There’s a lot you can do on a Saturday night in Sunnyside—catch a soccer game at Bar 43, see comedy at Sanger Hall or try whatever’s brewing (literally or otherwise) at Alewife. But if you’re in the mood for a slower evening, the kind where you actually talk to the people you came with, here’s what I recommend.

1
Enjoy wine and small plates at Claret Wine Bar
Take a walk through the historic Sunnyside Gardens district and then make your way over to Claret on Skillman Avenue. This cozy wine bar features a daily happy hour where you can get a $30 bottle of house wine paired with a margherita pizza or a three-item charcuterie selection.

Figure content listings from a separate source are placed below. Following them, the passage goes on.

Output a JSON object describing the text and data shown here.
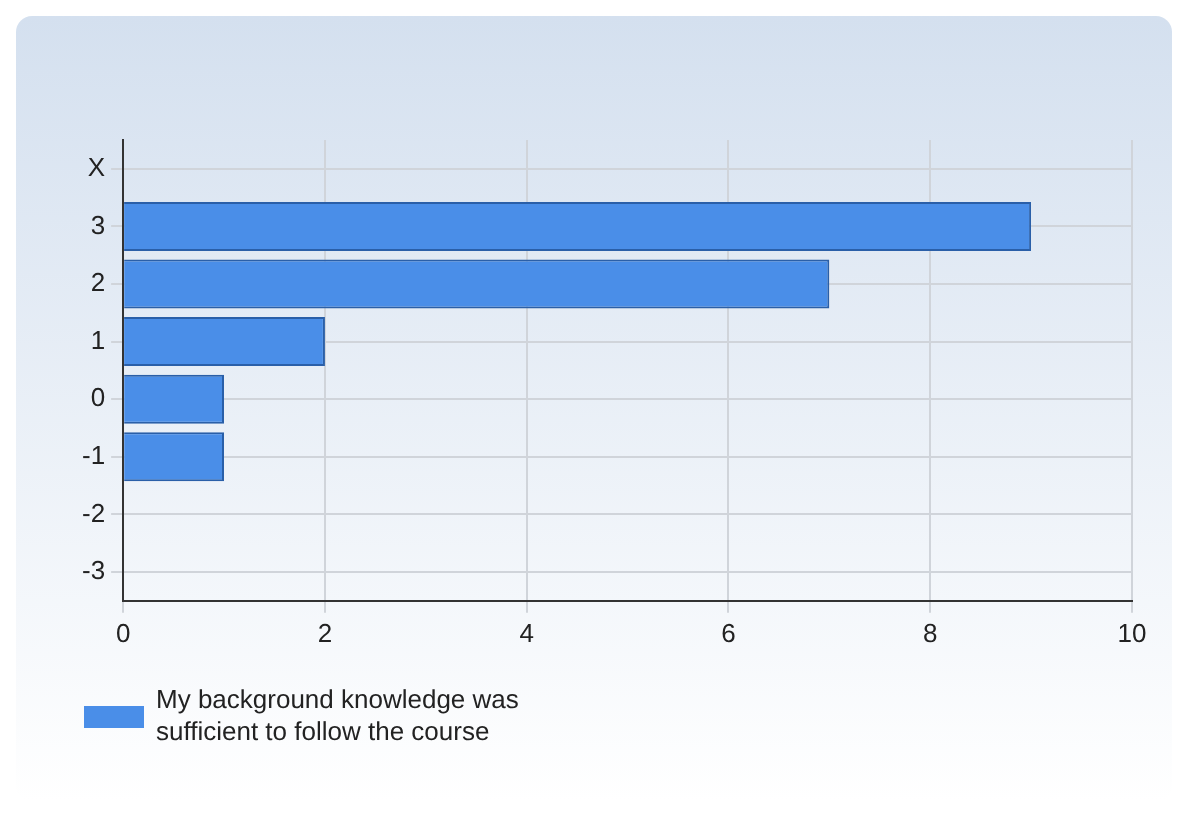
{
  "chart_data": {
    "type": "bar",
    "orientation": "horizontal",
    "categories": [
      "X",
      "3",
      "2",
      "1",
      "0",
      "-1",
      "-2",
      "-3"
    ],
    "series": [
      {
        "name": "My background knowledge was sufficient to follow the course",
        "color": "#4a8ee8",
        "values": [
          0,
          9,
          7,
          2,
          1,
          1,
          0,
          0
        ]
      }
    ],
    "xlim": [
      0,
      10
    ],
    "xticks": [
      0,
      2,
      4,
      6,
      8,
      10
    ],
    "grid": true,
    "legend": "bottom left"
  }
}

Pop in on a Friday for live music: jazz, classic rock or even a live flamenco performance. Their menu items work well with an ever-changing wine list, especially the cheese and charcuterie and their signature pizzas (the goat cheese and white truffle champignon pizza is a neighborhood favorite).

2
Catch a performance at the Thalia Spanish Theatre
The Thalia has been around since 1977, making it the borough’s longest-running bilingual Spanish-language theater—and, if you ask a Sunnysider, one of its most underappreciated cultural spaces. The intimate black-box theater is just a few blocks away from the famous Sunnyside Arch on Bliss Street, offering plays by Latin American artists, folkloric dance and other dance and musical performances, sometimes in English, sometimes in Spanish and sometimes in both. I don’t speak Spanish, so I tend to stick to the dance performances. (It’s even easier if you go around the holidays and you know the story of Christmas.) I caught Navidad: A Mexican American Christmas by the Calpulli Dance Company a few years ago, where the protagonist’s colorful dream sequences about her family’s Mexican holiday traditions meet new customs she’s learned in school (like The Nutcracker)—think Aztec dance numbers and toy soldiers in mariachi-inspired garb. It’s not a huge venue, so it was exciting to be in the mix. The past few years have also featured Navidad en Colombia, a collection of folkloric dance performances by the Mestizo Art Center.

3
Cocktails (and maybe karaoke) at Rogue
Rogue Bar is right next door to Thalia, and it’s a perfect contrast to the more polished start of the evening. This cocktail spot has just the right amount of energy—dim lighting, a solid playlist and a crowd that ranges from post-shift restaurant workers to locals on first dates. Head there on Thursdays for karaoke, but other events include trivia, tabletop game nights and paint and sips. But even when nothing’s officially happening, Rogue is a great cross section of Sunnysiders looking to have a good evening. Get into the local spirit and try one of Rogue’s signature cocktails, the Sunnyside Boulevardier, bourbon whiskey with Campari, vermouth, cinnamon brown sugar and simple syrup.